Durante décadas, lo que en España hemos llamado “comida china” ha sido, en realidad, una interpretación libre —y muy domesticada— de una de las gastronomías más complejas y fascinantes del mundo. Platos dulzones, salsas espesas y una carta que apenas varía de un restaurante a otro han alimentado la falsa idea de que la cocina china se reduce a arroz tres delicias, rollitos primavera y cerdo agridulce. Pero basta viajar al país asiático —o, sin ir tan lejos, entrar en un restaurante chino auténtico— para descubrir que no tienen absolutamente nada que ver.
De la adaptación al malentendido
Los restaurantes chinos en España nacieron, en gran medida, como un intento de adaptar sabores desconocidos al paladar europeo: menos picante, más azúcar, menos casquería, más pollo con almendras. En esa adaptación, la cocina perdió su esencia. La auténtica comida china no busca gustar a todos, sino emocionar con matices, texturas y contrastes: el picante abrasador del Sichuán, el dulzor suave de Shanghái, el sabor ahumado de Hunan o la delicadeza cantonesa de los dim sum .
En los llamados “chinos chinos” —así los diferencia la propia comunidad— se entra casi a ciegas. Las cartas suelen tener nombres ininteligibles, hay errores en la traducción y a veces solo una persona habla algo de castellano. Pero ahí reside su encanto: lo que llega a la mesa es real. Sopas de tallarines hechos a mano, jiaozi al vapor, hot pots donde cada comensal cocina su propia carne en caldo hirviendo o xiaolongbao rellenos de caldo que estallan en la boca. Platos que no pretenden ser “bonitos”, sino sabrosos.
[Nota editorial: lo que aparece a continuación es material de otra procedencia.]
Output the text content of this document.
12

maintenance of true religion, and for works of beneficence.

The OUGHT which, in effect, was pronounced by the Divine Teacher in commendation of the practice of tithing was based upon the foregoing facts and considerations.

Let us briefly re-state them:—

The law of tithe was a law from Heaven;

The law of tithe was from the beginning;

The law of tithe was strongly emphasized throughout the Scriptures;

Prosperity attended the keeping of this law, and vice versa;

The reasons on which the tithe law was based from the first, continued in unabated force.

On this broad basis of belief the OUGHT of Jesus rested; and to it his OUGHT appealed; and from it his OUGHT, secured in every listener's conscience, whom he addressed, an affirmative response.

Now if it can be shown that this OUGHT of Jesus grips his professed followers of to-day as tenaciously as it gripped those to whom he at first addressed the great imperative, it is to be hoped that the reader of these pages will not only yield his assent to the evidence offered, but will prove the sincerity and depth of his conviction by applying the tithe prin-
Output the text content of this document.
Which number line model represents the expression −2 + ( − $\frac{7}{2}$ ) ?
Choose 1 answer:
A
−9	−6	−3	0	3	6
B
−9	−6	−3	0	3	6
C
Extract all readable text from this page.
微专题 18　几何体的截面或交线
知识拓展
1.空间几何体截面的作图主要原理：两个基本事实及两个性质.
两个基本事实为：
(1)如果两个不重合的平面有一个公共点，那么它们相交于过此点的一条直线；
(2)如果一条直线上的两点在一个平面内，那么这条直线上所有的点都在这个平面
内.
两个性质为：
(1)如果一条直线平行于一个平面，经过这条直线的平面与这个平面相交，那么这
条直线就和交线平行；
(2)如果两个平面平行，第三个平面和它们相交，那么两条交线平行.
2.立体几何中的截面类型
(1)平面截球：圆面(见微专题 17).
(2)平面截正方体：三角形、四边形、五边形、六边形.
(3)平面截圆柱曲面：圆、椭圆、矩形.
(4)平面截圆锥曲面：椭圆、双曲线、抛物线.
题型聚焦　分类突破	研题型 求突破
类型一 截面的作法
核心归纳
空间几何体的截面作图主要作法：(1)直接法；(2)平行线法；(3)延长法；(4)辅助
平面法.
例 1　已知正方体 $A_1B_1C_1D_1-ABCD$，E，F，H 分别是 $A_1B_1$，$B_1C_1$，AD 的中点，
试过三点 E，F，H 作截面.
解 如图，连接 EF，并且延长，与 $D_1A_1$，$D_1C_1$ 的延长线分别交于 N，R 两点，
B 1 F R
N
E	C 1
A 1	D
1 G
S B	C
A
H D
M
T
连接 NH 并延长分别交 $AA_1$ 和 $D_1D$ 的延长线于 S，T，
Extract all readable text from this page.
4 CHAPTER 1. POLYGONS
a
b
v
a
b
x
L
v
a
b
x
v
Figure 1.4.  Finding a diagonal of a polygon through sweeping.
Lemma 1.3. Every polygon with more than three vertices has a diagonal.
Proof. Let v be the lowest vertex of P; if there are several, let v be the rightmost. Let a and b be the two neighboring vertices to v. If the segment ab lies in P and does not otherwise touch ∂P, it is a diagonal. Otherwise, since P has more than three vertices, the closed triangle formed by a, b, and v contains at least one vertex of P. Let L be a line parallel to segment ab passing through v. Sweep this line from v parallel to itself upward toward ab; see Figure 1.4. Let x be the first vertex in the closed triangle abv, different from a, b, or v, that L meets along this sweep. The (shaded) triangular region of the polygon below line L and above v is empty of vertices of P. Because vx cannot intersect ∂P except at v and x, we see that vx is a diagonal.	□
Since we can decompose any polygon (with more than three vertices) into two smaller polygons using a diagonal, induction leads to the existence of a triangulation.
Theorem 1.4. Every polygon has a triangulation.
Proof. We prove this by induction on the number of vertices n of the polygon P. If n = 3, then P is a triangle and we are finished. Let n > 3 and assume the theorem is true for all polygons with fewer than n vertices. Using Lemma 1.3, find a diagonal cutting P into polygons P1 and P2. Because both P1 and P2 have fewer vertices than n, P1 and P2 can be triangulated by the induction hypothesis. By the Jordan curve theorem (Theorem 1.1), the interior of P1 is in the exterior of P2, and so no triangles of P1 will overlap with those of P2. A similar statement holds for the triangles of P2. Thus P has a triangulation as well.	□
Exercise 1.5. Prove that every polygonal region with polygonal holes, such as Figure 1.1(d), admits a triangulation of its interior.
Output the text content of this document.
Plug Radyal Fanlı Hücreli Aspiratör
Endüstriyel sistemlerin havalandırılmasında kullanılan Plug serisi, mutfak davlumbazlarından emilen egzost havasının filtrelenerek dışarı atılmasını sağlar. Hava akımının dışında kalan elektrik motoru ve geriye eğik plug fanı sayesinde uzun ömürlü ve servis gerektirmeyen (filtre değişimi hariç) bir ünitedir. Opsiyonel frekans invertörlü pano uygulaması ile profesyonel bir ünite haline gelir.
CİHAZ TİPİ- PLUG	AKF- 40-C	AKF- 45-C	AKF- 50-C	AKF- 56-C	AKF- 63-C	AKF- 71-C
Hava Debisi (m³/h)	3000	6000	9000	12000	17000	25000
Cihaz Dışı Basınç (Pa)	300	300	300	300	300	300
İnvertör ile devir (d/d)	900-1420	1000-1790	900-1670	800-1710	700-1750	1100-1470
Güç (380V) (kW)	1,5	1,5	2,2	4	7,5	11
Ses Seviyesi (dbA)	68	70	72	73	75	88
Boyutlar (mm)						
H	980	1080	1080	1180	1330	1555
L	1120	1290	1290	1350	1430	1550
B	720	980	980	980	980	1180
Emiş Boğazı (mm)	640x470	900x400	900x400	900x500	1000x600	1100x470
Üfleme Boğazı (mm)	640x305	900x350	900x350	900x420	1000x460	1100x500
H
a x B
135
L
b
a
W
Cocina con identidad, no con filtros
La cocina tradicional china también reivindica lo que en España llamaríamos “partes poco nobles” del animal: lengua, tripas, pulmones o pies de cerdo. Ingredientes que aquí causarían recelo, pero que en la gastronomía oriental se consideran auténticos manjares. Su filosofía es clara: si el animal se sacrifica, se aprovecha todo.
Ni la estética ni el ambiente ayudan a vender el producto. En lugar de dragones dorados y farolillos rojos, los restaurantes auténticos suelen ser discretos, con sillas de plástico, paredes desconchadas y una iluminación cruel . Pero a cambio, la comida es un viaje sensorial: platos con fuego, umami, fermentos, crujientes inesperados y sabores que cuentan siglos de historia.
La diferencia se percibe incluso en el público. En los restaurantes chinos de siempre, los clientes son locales. En los auténticos, los comensales son, sobre todo, chinos. Y esa es la mejor pista para saber dónde se come de verdad.
El auge de los “chinos chinos” en España
La buena noticia es que en los últimos años España ha empezado a reconciliarse con la auténtica cocina china. En ciudades como Madrid o Barcelona , proliferan locales donde ya no se cocina para “gustar a los españoles”, sino para respetar las recetas de casa. Lugares donde la gastronomía deja de ser un cliché para convertirse, por fin, en lo que siempre fue: una de las cocinas más diversas, técnicas y apasionantes del mundo.
Así que la próxima vez que pidas “comida china”, quizá convenga hacerse una pregunta sencilla: ¿quieres comer lo que comen los chinos… o lo que creemos que comen?